Loop’s subdivision has been shown to be a very powerful tool in several areas. For instance, it is used successfully in smooth surface reconstruction from scattered data (see [10], [11]) and the thin-shell finite element analysis (see [12]) for describing the geometry and the displacement fields. Subdivision techniques can handle arbitrary topology surfaces. The variational subdivision method combines the two approaches for effective designing of freeform surfaces. Kobbelt et al. in [13], [14] proposed a mesh refinement method based on variational methods that try to overcome certain drawbacks of uniform subdivision. A new approach of subdivision based on the evolution of surfaces under curvature motion is presented in [15].

We intend to construct the minimal subdivision surfaces (see Fig. 1.1) using the mean curvature flow, a second order geometric partial differential equation. The equation is solved by a finite element method. The contribution of this paper includes the proposal of a method for constructing minimal subdivision surfaces with given boundaries. Several schemes, such as the extended Loop’s subdivision scheme, the fast evaluation of the basis functions and the finite element method for the initial-boundary problem of the mean curvature flow with the Dirichlet boundary condition, are combined together to form an efficient and mathematically sound approach.
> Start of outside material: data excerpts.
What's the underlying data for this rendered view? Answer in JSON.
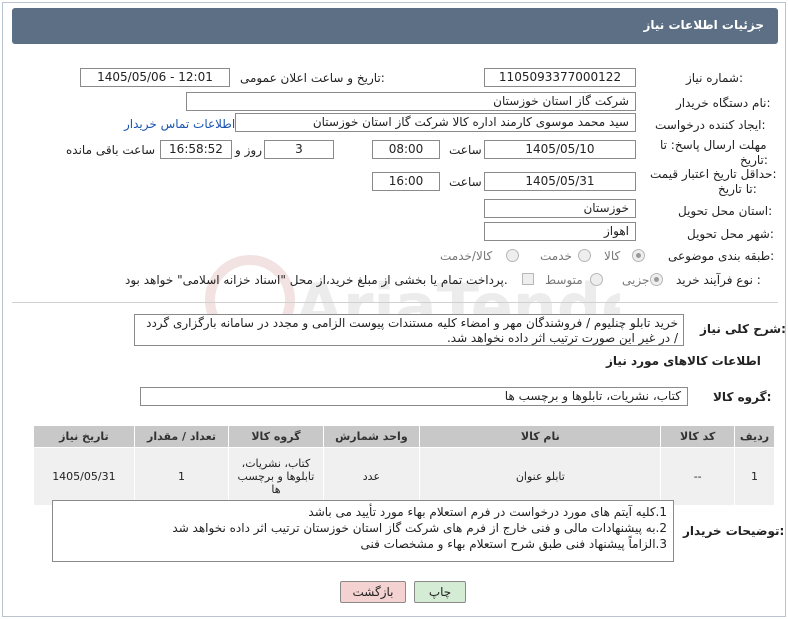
{
  "page_title": "جزئیات اطلاعات نیاز",
  "fields": {
    "need_number_label": "شماره نیاز:",
    "need_number": "1105093377000122",
    "announce_label": "تاریخ و ساعت اعلان عمومی:",
    "announce_value": "1405/05/06 - 12:01",
    "buyer_org_label": "نام دستگاه خریدار:",
    "buyer_org": "شرکت گاز استان خوزستان",
    "creator_label": "ایجاد کننده درخواست:",
    "creator": "سید محمد موسوی کارمند اداره کالا شرکت گاز استان خوزستان",
    "contact_link": "اطلاعات تماس خریدار",
    "deadline_label_1": "مهلت ارسال پاسخ: تا",
    "deadline_label_2": "تاریخ:",
    "deadline_date": "1405/05/10",
    "time_word": "ساعت",
    "deadline_time": "08:00",
    "days_value": "3",
    "days_word": "روز و",
    "remaining_time": "16:58:52",
    "remaining_word": "ساعت باقی مانده",
    "validity_label_1": "حداقل تاریخ اعتبار قیمت:",
    "validity_label_2": "تا تاریخ:",
    "validity_date": "1405/05/31",
    "validity_time": "16:00",
    "province_label": "استان محل تحویل:",
    "province": "خوزستان",
    "city_label": "شهر محل تحویل:",
    "city": "اهواز",
    "category_label": "طبقه بندی موضوعی:",
    "category_options": [
      "کالا",
      "خدمت",
      "کالا/خدمت"
    ],
    "category_selected": "کالا",
    "process_label": "نوع فرآیند خرید :",
    "process_options": [
      "جزیی",
      "متوسط"
    ],
    "process_selected": "جزیی",
    "payment_note": "پرداخت تمام یا بخشی از مبلغ خرید،از محل \"اسناد خزانه اسلامی\" خواهد بود."
  },
  "general_desc_label": "شرح کلی نیاز:",
  "general_desc": "خرید تابلو چنلیوم / فروشندگان مهر و امضاء کلیه مستندات پیوست الزامی و مجدد در سامانه بارگزاری گردد / در غیر این صورت ترتیب اثر داده نخواهد شد.",
  "goods_info_title": "اطلاعات کالاهای مورد نیاز",
  "goods_group_label": "گروه کالا:",
  "goods_group": "کتاب، نشریات، تابلوها و برچسب ها",
  "table": {
    "headers": [
      "ردیف",
      "کد کالا",
      "نام کالا",
      "واحد شمارش",
      "گروه کالا",
      "تعداد / مقدار",
      "تاریخ نیاز"
    ],
    "rows": [
      [
        "1",
        "--",
        "تابلو عنوان",
        "عدد",
        "کتاب، نشریات، تابلوها و برچسب ها",
        "1",
        "1405/05/31"
      ]
    ]
  },
  "buyer_notes_label": "توضیحات خریدار:",
  "buyer_notes": [
    "1.کلیه آیتم های مورد درخواست در فرم استعلام بهاء مورد تأیید می باشد",
    "2.به پیشنهادات مالی و فنی خارج از فرم های شرکت گاز استان خوزستان ترتیب اثر داده نخواهد شد",
    "3.الزاماً پیشنهاد فنی طبق شرح استعلام بهاء و مشخصات فنی"
  ],
  "buttons": {
    "print": "چاپ",
    "back": "بازگشت"
  },
  "colors": {
    "header_bg": "#5d6f84",
    "back_button": "#f5d2d2",
    "print_button": "#d4ecd4",
    "link": "#1a55b0"
  }
}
The rest of this paper is organized as follows: In Section 2 we describe some related results of Loop’s subdivision scheme including interior surface patches and boundary surface patches. Section 3 shows the mean curvature flow used in this paper, the details of its discretization and the numerical computation for the solution of this flow. In Section 4 we give several examples of minimal subdivision surface construction and some comparison results for approximation error to illustrate the effects of our method. Section 5 is the conclusion.